Root finding in Lord Kahl Method to Compute Heston Call Price (Part III)
I forgot two important points in my previous post about Lord-Kahl method to compute the Heston call price:
- Scaling: scaling the call price appropriately allows to increase the maximum precision significantly, because the Carr-Madan formula operates on log(Forward) and log(Strike) directly, but not the ratio, and alpha is multiplied by the log(Forward). I simply scale by the spot, the call price is (S_0*max(S/S_0-K/S0)). Here are the results for Lord-Kahl, Kahl-Jaeckel (the more usual way limited to machine epsilon accuracy), Forde-Jacquier-Lee ATM implied volatility without scaling for a maturity of 1 day:
Strike | Lord-Kahl | Kahl-Jaeckel | Forde-Jacquier-Lee |
---|---|---|---|
62.5 | 2.919316809400033E-34 | 8.405720564041985E-12 | 0.0 |
68.75 | -8.923683388191852E-28 | 1.000266536266281E-11 | 0.0 |
75.0 | -3.2319611910032E-22 | 2.454925152051146E-12 | 0.0 |
81.25 | 1.9401743410877718E-16 | 2.104982854689297E-12 | 0.0 |
87.5 | -Infinity | -1.6480150577535824E-11 | 0.0 |
93.75 | Infinity | 1.8277663826893331E-9 | 1.948392142070432E-9 |
100.0 | 0.4174318393886519 | 0.41743183938679845 | 0.4174314959743768 |
106.25 | 1.326968012594355E-11 | 7.575717830832218E-11 | 1.1186618909114702E-11 |
112.5 | -5.205783145942609E-21 | 2.5307755890935368E-11 | 6.719872683111381E-45 |
118.75 | 4.537094156599318E-25 | 1.8911094912255066E-11 | 3.615356241778357E-114 |
125.0 | 1.006555799739525E-27 | 3.2365221613872563E-12 | 2.3126009701775733E-240 |
131.25 | 4.4339539263484925E-31 | 2.4794388764348696E-11 | 0.0 |
One can see negative prices and meaningless prices outside ATM. With scaling it changes to:
Strike | Lord-Kahl | Kahl-Jaeckel | Forde-Jacquier-Lee |
---|---|---|---|
62.5 | 2.6668642552659466E-182 | 8.405720564041985E-12 | 0.0 |
68.75 | 7.156278101597845E-132 | 1.000266536266281E-11 | 0.0 |
81.25 | 7.863105641534119E-55 | 2.104982854689297E-12 | 0.0 |
87.5 | 7.073641308465115E-28 | -1.6480150577535824E-11 | 0.0 |
93.75 | 1.8375145950924849E-9 | 1.8277663826893331E-9 | 1.948392142070432E-9 |
100.0 | 0.41743183938755385 | 0.41743183938679845 | 0.4174314959743768 |
106.25 | 1.3269785342953315E-11 | 7.575717830832218E-11 | 1.1186618909114702E-11 |
112.5 | 8.803247187972696E-42 | 2.5307755890935368E-11 | 6.719872683111381E-45 |
118.75 | 5.594342441346233E-90 | 1.8911094912255066E-11 | 3.615356241778357E-114 |
125.0 | 7.6539757567179276E-149 | 3.2365221613872563E-12 | 2.3126009701775733E-240 |
131.25 | 0.0 | 2.4794388764348696E-11 | 0.0 |
One can now now see that the Jacquier-Lee approximation is quickly not very good.

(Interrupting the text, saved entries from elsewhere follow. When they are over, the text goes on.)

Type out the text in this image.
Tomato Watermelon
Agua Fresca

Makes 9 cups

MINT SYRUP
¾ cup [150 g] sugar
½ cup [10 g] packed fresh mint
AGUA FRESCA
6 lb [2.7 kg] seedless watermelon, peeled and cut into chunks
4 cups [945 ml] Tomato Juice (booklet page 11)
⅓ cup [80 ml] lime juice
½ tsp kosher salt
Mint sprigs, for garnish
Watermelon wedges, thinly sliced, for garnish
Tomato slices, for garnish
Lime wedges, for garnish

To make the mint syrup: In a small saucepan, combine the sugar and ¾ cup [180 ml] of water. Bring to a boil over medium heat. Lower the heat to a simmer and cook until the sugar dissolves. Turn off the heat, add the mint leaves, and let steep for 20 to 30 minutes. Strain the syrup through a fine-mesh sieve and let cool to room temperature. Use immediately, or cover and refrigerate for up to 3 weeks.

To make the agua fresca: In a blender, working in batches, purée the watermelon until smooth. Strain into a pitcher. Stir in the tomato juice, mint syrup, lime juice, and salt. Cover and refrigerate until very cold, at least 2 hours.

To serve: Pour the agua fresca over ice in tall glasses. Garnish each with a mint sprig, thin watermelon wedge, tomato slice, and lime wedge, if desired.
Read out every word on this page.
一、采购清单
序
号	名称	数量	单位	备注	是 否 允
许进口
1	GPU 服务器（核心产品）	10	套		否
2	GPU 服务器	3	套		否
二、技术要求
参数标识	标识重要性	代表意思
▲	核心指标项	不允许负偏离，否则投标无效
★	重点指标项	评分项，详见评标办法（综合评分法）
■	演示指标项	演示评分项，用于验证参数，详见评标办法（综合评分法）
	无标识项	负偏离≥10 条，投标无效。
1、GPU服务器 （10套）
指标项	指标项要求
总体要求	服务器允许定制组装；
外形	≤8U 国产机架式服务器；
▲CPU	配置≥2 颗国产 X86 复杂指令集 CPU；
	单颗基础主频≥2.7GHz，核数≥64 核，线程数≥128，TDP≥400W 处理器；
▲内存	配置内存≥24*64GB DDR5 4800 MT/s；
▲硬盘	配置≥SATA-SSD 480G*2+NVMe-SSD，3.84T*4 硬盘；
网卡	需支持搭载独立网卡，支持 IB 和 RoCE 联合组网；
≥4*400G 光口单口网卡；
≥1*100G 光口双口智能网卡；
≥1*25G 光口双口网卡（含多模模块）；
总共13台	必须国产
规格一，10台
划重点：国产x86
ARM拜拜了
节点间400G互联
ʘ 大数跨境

- Put: the put option price can be computed using the exact same Carr-Madan formula, but using a negative alpha instead of a positive alpha. When I derived this result (by just reproducing the Carr-Madan steps with the put payoff instead of the call payoff), I was surprised, but it works.